«Гав-гав-гав!» — заметалась Дэля. Переполох, да и только.

Надя-копуша собиралась не менее четверти часа Тетки не отпустили ее без завтрака.

Пыхтел и рокотал трактор — путиловский «фордзон». Медленно на прицепе тащил поперек ржаного поля огромный комбайн, будто маленький козел вел в поводу слона. Чикали, срезая рожь, прицепленные к комбайну косилки. Шуршали механические грабли, загребая в нутро комбайна целые вороха колосьев. В самом комбайне ритмично постукивала молотилка, выбрасывала назад пустую солому — четыре молодухи едва успевали отгребать.

Сверху, из узкого жестяного раструба, непрерывным ручьем текло обмолоченное зерно.
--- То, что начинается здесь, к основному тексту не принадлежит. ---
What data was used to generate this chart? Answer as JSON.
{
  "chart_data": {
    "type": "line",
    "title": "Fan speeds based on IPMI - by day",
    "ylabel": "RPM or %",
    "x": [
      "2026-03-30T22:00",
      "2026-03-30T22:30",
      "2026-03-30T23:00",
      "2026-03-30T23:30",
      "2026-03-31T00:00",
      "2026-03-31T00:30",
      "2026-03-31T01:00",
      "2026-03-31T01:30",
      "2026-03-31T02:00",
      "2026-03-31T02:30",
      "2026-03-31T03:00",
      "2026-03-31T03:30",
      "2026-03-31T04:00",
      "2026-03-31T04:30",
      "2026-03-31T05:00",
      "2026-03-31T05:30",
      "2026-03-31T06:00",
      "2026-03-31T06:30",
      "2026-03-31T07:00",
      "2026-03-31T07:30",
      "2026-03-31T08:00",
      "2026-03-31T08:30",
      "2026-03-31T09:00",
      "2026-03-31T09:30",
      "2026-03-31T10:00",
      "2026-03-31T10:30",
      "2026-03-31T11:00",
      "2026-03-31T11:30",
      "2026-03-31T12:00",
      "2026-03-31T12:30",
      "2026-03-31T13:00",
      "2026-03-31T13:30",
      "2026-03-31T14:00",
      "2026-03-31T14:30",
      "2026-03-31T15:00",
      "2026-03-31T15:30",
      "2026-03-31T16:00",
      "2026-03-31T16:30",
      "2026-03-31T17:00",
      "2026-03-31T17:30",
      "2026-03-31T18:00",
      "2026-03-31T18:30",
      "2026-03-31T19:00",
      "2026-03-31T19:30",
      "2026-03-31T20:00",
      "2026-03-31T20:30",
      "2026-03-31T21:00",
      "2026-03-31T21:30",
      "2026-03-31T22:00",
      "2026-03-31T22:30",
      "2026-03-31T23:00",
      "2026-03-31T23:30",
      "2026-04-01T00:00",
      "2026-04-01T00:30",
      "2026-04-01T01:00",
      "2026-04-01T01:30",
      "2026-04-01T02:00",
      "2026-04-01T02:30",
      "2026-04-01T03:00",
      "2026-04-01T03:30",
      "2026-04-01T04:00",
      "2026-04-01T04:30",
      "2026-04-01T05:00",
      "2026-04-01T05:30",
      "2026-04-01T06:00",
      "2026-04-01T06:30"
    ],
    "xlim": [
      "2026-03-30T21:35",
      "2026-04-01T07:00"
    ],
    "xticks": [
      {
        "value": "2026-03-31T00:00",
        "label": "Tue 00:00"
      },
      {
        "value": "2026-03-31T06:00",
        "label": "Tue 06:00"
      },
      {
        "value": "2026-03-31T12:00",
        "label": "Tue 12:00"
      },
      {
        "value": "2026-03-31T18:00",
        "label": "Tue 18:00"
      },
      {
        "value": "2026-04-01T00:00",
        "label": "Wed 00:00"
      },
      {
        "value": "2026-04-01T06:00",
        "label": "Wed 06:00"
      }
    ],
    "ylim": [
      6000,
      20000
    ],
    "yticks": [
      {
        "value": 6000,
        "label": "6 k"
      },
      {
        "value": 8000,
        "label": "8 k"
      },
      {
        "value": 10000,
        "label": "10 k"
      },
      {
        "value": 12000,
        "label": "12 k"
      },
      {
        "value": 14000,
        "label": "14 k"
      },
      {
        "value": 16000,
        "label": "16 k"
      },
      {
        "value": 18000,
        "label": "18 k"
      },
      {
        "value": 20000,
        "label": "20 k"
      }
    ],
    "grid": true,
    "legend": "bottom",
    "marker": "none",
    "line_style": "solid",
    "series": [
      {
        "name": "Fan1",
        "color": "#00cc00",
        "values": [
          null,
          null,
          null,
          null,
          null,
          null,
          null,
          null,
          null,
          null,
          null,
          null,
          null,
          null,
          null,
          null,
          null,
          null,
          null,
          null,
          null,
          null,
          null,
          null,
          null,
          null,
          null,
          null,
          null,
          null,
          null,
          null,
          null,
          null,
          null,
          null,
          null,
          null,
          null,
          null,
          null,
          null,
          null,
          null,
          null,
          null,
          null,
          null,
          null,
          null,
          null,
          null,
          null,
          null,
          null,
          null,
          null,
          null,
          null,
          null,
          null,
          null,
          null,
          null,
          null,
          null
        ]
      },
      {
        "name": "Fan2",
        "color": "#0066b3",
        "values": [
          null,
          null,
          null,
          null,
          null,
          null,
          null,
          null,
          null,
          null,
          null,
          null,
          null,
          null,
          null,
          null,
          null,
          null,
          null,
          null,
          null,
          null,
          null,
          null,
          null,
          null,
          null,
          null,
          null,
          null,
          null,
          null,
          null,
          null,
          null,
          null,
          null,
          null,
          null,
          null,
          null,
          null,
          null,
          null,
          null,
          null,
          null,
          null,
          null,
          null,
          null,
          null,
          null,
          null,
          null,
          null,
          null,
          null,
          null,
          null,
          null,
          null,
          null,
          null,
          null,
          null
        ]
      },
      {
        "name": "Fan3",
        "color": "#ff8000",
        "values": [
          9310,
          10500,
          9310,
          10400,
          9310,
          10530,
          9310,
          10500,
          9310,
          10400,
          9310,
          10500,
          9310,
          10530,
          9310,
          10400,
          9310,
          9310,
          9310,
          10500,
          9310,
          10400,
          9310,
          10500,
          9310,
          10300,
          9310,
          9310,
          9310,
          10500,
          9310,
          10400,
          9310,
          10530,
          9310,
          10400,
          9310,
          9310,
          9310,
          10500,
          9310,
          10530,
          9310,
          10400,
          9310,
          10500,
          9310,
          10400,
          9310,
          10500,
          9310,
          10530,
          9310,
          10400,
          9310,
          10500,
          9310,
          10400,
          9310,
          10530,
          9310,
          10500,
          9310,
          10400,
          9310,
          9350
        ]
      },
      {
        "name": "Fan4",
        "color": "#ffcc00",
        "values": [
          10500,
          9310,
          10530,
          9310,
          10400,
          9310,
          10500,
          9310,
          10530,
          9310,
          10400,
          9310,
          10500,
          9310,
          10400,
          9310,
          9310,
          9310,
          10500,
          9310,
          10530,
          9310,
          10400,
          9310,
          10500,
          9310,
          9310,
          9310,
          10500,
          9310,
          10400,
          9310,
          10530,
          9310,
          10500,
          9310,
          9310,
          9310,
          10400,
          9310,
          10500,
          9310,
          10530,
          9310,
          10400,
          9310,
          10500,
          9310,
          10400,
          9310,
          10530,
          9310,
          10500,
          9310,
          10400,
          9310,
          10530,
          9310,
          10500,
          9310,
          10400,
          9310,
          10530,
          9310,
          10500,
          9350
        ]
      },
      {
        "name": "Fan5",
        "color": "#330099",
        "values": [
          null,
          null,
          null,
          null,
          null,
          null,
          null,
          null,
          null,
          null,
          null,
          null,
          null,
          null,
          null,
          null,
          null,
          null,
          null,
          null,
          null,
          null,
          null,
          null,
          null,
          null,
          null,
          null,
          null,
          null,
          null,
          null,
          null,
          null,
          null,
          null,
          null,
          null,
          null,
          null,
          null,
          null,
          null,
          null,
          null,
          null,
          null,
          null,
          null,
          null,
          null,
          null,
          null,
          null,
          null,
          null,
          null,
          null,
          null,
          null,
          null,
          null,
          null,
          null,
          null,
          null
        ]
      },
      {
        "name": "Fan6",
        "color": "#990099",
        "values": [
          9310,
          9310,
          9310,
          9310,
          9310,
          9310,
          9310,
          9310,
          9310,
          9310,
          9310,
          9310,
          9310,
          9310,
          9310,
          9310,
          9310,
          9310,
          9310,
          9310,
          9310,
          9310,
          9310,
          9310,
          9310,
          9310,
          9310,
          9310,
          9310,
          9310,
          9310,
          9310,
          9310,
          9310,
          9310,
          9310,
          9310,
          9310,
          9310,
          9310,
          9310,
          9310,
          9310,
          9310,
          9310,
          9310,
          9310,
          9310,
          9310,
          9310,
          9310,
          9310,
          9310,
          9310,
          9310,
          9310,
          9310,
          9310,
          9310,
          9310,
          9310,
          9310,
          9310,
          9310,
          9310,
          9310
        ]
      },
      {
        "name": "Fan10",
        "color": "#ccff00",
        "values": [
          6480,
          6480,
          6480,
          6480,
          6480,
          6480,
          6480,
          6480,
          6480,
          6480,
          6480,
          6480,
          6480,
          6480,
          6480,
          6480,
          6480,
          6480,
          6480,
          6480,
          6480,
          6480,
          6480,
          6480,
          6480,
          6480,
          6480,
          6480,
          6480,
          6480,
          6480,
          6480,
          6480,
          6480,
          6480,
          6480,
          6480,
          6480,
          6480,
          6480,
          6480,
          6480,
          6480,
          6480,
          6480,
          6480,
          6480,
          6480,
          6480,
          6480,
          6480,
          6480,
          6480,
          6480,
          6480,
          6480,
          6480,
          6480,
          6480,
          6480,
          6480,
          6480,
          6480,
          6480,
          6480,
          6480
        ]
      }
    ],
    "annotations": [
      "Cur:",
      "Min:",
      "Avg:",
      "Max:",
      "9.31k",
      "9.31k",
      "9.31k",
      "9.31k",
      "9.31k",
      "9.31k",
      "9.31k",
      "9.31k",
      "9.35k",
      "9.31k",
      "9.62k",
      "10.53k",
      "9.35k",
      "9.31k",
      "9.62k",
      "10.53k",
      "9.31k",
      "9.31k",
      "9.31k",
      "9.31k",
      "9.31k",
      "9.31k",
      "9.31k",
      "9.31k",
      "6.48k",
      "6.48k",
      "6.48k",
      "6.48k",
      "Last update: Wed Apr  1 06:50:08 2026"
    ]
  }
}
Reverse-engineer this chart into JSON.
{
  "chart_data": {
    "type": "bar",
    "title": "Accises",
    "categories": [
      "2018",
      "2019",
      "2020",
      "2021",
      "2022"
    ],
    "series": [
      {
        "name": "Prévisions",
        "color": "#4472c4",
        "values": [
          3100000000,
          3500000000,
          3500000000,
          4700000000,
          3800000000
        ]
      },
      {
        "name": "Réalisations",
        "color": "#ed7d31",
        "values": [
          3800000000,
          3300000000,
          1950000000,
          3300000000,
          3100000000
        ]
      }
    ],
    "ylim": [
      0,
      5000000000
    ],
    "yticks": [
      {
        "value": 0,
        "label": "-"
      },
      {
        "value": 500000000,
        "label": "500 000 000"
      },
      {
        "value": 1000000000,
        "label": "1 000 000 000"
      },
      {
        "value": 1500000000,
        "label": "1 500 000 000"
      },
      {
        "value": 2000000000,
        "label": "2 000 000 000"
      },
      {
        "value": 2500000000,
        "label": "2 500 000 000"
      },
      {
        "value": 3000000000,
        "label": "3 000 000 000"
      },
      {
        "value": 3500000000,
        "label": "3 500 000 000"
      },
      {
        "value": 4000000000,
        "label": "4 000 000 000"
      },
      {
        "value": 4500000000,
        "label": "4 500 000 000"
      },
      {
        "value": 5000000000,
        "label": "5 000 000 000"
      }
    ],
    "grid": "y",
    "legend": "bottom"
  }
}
На двуконной телеге с высоким кузовом, застланным брезентом, четыре парня подставляли под хлебную струю мешки. Наполнив, проворно завязывали и сбрасывали на жнивье, как сытых поросят.

Мы разинули рты. Вот оно, чудо-юдо, Люськин «кымбайн» — и швец, и жнец, и на дуде игрец!

За штурвалом трактора — важный парень в голубой футболке. Рядом с ним — пионервожатая Катя Соловьева в красной косыночке.

Комбайном управляет пожилой дядька в синей рабочей блузе-толстовке. Глядит строго, зорко, как часовой с вышки.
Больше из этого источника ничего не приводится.